Jan 28, 2023

What Are the Key Clauses in a Zero Hour Employment Contract?

A zero hour contract, also known as a casual worker contract, allows a company to hire employees


What Is a Zero Hour Contract?

A zero hour contract, also known as a casual worker contract, is a type of contract that allows a company to hire employees on a need-to basis. Zero hour contracts are not normally used for the core operations of the business. Instead, employers use zero hours contracts when there is an irregular demand for work such as seasonal work. They feature heavily in the gig economy. Approximately 1.3 million people in the UK are on zero hours contracts.

Zero hours contracts allow employees to work around other commitments such as studies or caring responsibilities and are more flexible than traditional employment contracts. For example, employers are under no obligation to offer zero hours workers any minimum set contracted hours and employees are not obliged to accept work. Also, under UK law, zero hours contracts cannot prohibit employees from working for more than one employer.

It is important to have a clear zero hour contract between the employer and the employee to preserve the rights of both parties. This article will set out 4 key clauses to include in a zero hour contract.

1. Offer of work

Under a zero hour contract, the employer engages the employee when there is need for their services. Therefore, a zero hour contract should include an offer of work clause that sets out the procedure by which the employer will offer each engagement to the employee.

The clause could also state that the employee is under no obligation to accept the offer. This serves to maximise flexibility and grants both parties control over the work that is proposed. Finally, the clause should also include the general nature of the work that the employee would be engaged to do.

2. Accepted engagement

Since the employee has the right to accept or decline the offer of work from the employer, the contract should regulate the employer’s expectations after the employee accepts the engagement.

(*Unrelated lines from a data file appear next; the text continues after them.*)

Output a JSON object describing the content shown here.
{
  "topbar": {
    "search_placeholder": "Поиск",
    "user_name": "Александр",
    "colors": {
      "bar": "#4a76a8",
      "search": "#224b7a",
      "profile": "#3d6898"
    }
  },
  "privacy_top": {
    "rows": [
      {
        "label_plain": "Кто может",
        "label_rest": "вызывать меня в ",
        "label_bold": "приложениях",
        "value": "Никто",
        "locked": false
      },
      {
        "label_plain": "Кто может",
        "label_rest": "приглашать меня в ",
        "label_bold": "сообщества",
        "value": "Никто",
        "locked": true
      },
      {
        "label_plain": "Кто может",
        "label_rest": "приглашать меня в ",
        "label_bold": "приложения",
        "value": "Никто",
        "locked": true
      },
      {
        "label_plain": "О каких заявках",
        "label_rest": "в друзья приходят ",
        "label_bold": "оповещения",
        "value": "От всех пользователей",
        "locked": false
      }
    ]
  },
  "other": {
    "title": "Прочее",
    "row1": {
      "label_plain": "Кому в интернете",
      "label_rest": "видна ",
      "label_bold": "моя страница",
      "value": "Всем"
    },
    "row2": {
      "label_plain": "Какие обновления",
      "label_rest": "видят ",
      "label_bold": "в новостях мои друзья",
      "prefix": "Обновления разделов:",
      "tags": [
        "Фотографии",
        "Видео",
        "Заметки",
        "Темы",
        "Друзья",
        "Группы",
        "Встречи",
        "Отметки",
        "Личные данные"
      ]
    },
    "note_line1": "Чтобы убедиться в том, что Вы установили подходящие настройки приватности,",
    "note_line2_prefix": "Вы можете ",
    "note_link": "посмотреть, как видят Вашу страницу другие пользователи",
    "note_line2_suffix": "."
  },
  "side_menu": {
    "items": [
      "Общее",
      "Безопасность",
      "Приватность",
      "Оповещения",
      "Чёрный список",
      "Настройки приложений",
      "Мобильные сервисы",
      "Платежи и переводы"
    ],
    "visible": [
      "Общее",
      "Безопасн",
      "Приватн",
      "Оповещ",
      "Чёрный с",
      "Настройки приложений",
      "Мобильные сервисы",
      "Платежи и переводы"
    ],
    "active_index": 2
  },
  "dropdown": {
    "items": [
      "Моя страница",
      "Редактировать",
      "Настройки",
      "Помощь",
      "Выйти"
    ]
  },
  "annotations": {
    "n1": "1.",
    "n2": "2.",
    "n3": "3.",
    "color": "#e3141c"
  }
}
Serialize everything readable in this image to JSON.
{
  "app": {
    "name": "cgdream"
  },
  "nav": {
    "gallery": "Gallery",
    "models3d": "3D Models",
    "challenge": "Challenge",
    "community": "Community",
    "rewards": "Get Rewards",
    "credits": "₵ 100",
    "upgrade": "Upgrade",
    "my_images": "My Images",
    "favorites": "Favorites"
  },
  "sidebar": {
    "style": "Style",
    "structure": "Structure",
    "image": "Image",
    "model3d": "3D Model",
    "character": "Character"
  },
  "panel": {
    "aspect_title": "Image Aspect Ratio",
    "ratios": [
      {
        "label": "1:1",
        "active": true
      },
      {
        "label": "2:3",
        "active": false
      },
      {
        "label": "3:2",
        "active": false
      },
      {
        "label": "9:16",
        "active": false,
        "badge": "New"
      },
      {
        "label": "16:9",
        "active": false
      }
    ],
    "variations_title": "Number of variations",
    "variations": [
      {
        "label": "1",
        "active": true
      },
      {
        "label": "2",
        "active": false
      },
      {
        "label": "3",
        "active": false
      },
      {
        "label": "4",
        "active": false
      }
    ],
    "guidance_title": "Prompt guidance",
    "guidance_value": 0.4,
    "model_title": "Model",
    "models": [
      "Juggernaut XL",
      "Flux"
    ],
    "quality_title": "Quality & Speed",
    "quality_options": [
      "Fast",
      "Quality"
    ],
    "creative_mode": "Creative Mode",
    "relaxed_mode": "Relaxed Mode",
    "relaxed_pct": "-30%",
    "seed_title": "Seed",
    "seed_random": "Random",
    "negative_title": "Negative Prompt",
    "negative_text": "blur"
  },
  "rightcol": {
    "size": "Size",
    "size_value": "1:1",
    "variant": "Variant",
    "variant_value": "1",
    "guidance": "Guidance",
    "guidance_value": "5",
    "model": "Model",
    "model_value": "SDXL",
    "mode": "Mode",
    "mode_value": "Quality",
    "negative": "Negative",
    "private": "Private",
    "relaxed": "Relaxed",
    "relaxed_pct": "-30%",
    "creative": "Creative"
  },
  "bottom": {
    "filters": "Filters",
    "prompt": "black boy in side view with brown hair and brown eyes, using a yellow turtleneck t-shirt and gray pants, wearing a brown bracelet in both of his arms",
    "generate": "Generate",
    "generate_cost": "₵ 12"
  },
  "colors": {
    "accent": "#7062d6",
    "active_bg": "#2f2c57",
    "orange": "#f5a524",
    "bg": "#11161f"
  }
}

The accepted engagement clause should set out the employer’s expectations such as the performance criteria for the job which the employee is engaged for. It could also specify how partial performance, whether due to the suspension or cancellation of the engagement by either party, is to be treated. Normally, the employee would be paid according to the hours they worked up to the point of suspension or cancellation.

3. Pay

Another clause that should be included in a zero hour contract is the pay or salary clause. Under a zero hour contract, an employee is entitled to at least the national minimum wage for the hours that they have worked. Accordingly, the pay clause should include the hourly rate at which the employee would be remunerated. The pay clause should also include the date, frequency and method of payment. Finally, the pay clause should reserve the right to deduct any sums owed by the employee to the company from their wages. The employer should make sure that where deductions are made, the employee's pay does not dip below the national minimum wage.

4. Holiday

Finally, like permanent employees, zero hours workers are entitled to paid holiday. Holiday entitlement could be prorated based on the number of hours worked and the annual entitlement. Therefore, a holiday clause in a zero hours contract could set out the annual entitlement for the employee and how the prorated entitlement would accrue. Additionally, the clause could set out the process for applying for a holiday and how accrued but untaken holidays would be treated.

The Bottom Line

In conclusion, a zero hour contract is a special type of employment contract. It does not contain all the obligations and restrictions that feature in a regular contract of employment. Consequently, due to the special nature of the contract, it should include special clauses such as accepted engagement and offer of work clauses. It may also include other clauses such as a no presumption of continuity clause, which may impose a break in employment for a full calendar week in order to maintain the agreement's status as a zero hour employment contract.

The opinions on this page are for general information purposes only and do not constitute legal or financial advice on which you should rely.